The Show took a new direction in 1919 when it was decided a Country Fair should be held in conjunction with the horse show and that the event should benefit Bryn Mawr Hospital. The Devon Horse Show and Country Fair succeeded the Devon Horse Show Association. Women were gaining their rights all over the country and in the Country Fair, they proved their strength and organizational skills with a successful fundraiser that to date has raised almost 14 million dollars.
An “Easy Street” of thatched roofed shops, tea and sandwiches served from old silver, dance floors near the ring, organ grinders and their monkeys, ladies and gentlemen in hats and gloves, these were the sights of the old Devon. Everything for the early Country Fair was donated. Handiwork and crafts were made by the volunteers, flowers and plants from their gardens, fudge and cakes were cooked at home and brought to sell to the spectators.
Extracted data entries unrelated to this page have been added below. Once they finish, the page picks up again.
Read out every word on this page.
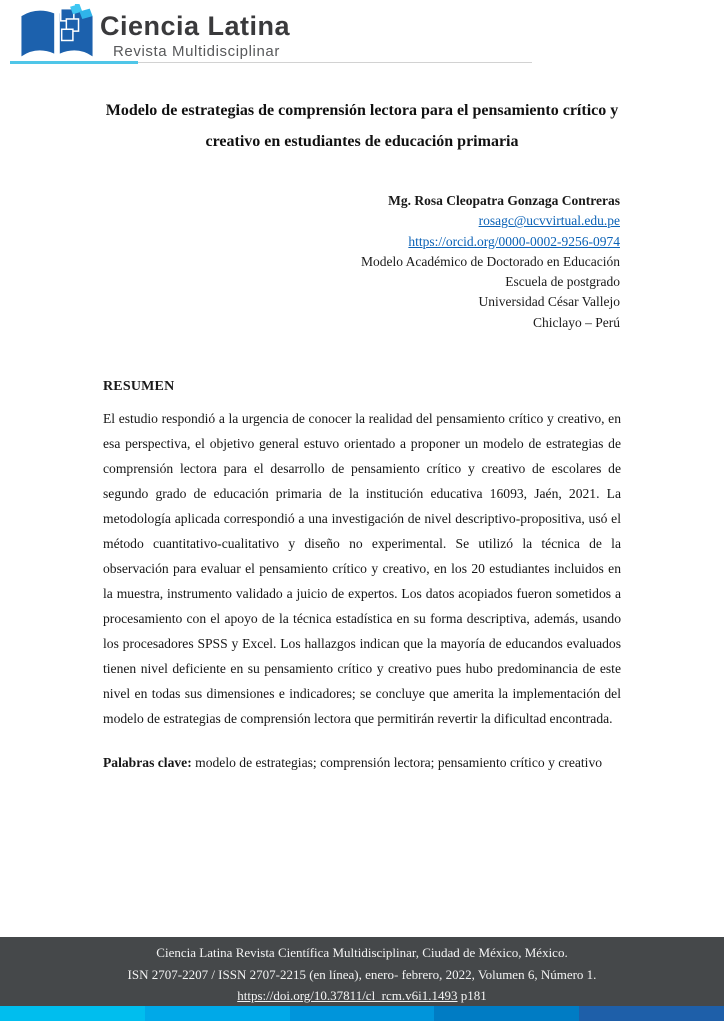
Ciencia Latina
Revista Multidisciplinar
Modelo de estrategias de comprensión lectora para el pensamiento crítico y creativo en estudiantes de educación primaria
Mg. Rosa Cleopatra Gonzaga Contreras
rosagc@ucvvirtual.edu.pe
https://orcid.org/0000-0002-9256-0974
Modelo Académico de Doctorado en Educación
Escuela de postgrado
Universidad César Vallejo
Chiclayo – Perú

RESUMEN

El estudio respondió a la urgencia de conocer la realidad del pensamiento crítico y creativo, en esa perspectiva, el objetivo general estuvo orientado a proponer un modelo de estrategias de comprensión lectora para el desarrollo de pensamiento crítico y creativo de escolares de segundo grado de educación primaria de la institución educativa 16093, Jaén, 2021. La metodología aplicada correspondió a una investigación de nivel descriptivo-propositiva, usó el método cuantitativo-cualitativo y diseño no experimental. Se utilizó la técnica de la observación para evaluar el pensamiento crítico y creativo, en los 20 estudiantes incluidos en la muestra, instrumento validado a juicio de expertos. Los datos acopiados fueron sometidos a procesamiento con el apoyo de la técnica estadística en su forma descriptiva, además, usando los procesadores SPSS y Excel. Los hallazgos indican que la mayoría de educandos evaluados tienen nivel deficiente en su pensamiento crítico y creativo pues hubo predominancia de este nivel en todas sus dimensiones e indicadores; se concluye que amerita la implementación del modelo de estrategias de comprensión lectora que permitirán revertir la dificultad encontrada.

Palabras clave: modelo de estrategias; comprensión lectora; pensamiento crítico y creativo

Ciencia Latina Revista Científica Multidisciplinar, Ciudad de México, México.
ISN 2707-2207 / ISSN 2707-2215 (en línea), enero- febrero, 2022, Volumen 6, Número 1.
https://doi.org/10.37811/cl_rcm.v6i1.1493 p181
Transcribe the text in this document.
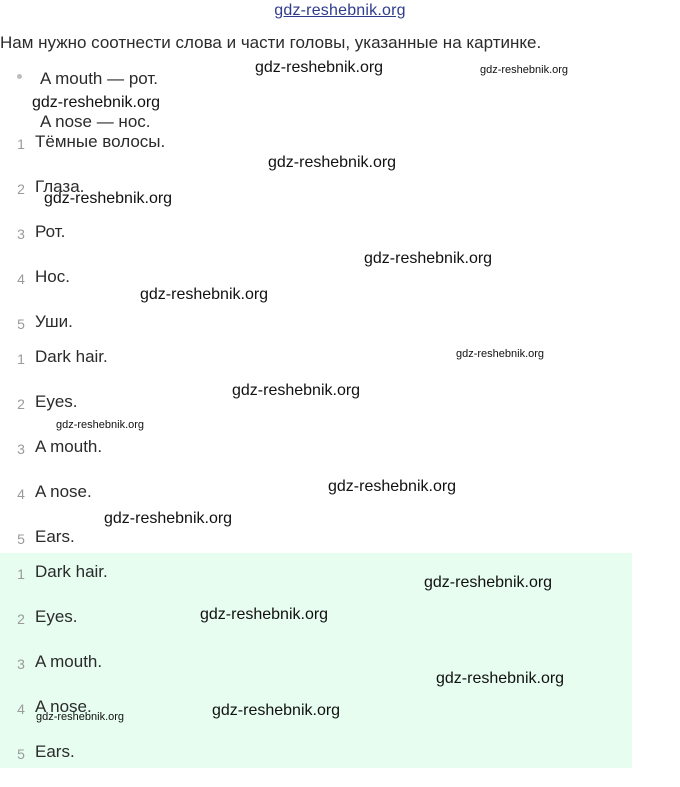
gdz-reshebnik.org
Нам нужно соотнести слова и части головы, указанные на картинке.
A mouth — рот.
A nose — нос.
1 Тёмные волосы.
2 Глаза.
3 Рот.
4 Нос.
5 Уши.
1 Dark hair.
2 Eyes.
3 A mouth.
4 A nose.
5 Ears.
1 Dark hair.
2 Eyes.
3 A mouth.
4 A nose.
5 Ears.
gdz-reshebnik.org	gdz-reshebnik.org
gdz-reshebnik.org
gdz-reshebnik.org
gdz-reshebnik.org
gdz-reshebnik.org
gdz-reshebnik.org
gdz-reshebnik.org
gdz-reshebnik.org
gdz-reshebnik.org
gdz-reshebnik.org
gdz-reshebnik.org
gdz-reshebnik.org
gdz-reshebnik.org
gdz-reshebnik.org
gdz-reshebnik.org
gdz-reshebnik.org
The first barn was built by William DuPont to provide stabling for his horses. Other exhibitors were encouraged to build barns of the same style, and by the end of the 1920s the eastern side of the grounds was completely lined.
By 1938 Devon was able to provide stabling for 600 horses, and advertised that for the first time under ground drainage guaranteed the turf from rain damage. The 1940 Show boasted the first nocturnal session in horse show history, and in 1941 President Roosevelt’s speech was amplified to the audience. That year the British Empire Flag flew side by side with the American flag from the grandstand, and a recruitment station was set up on the grounds for the U.S. Army Air Force. Although the Show continued in 1942, in ’43 and ’44 a dog show took the horse’s place. In 1945 there was no Show held on the grounds, and no donation to the Bryn Mawr Hospital.
By the 1950s the Devon Horse Show and Country Fair realized that the increasingly dwindling group of socially elite could no longer financially support a week long exhibition, so they started to actively entice the public. The Country Fair Village was no longer solely volunteer run; many merchants rented the tiny shops and brought the newest fashions, jewelry and home goods to the fairgoers. Toy Shops and Midways, Antique Stores, Dairy Bars, Flea Markets, a Midway with Ferris wheel, and many pre-events made Devon Country Fair a year-long undertaking. At the same time the Horse Show started a public relations campaign that invited local and national celebrities. Before long a portion of the attendees came for the rides and the games, for the shopping and the dining and were barely aware of the horses in the rings. For the aficionados, however, the Show kept improving with the quality of the exhibitors and the variety of the classes. The rings and courses had several reincarnations always looking towards the safety of the spectators, the competitors and their horses. The grandstands and barns had also been rebuilt and enlarged.
They are what keep Devon so vibrant with energy yet rich in history.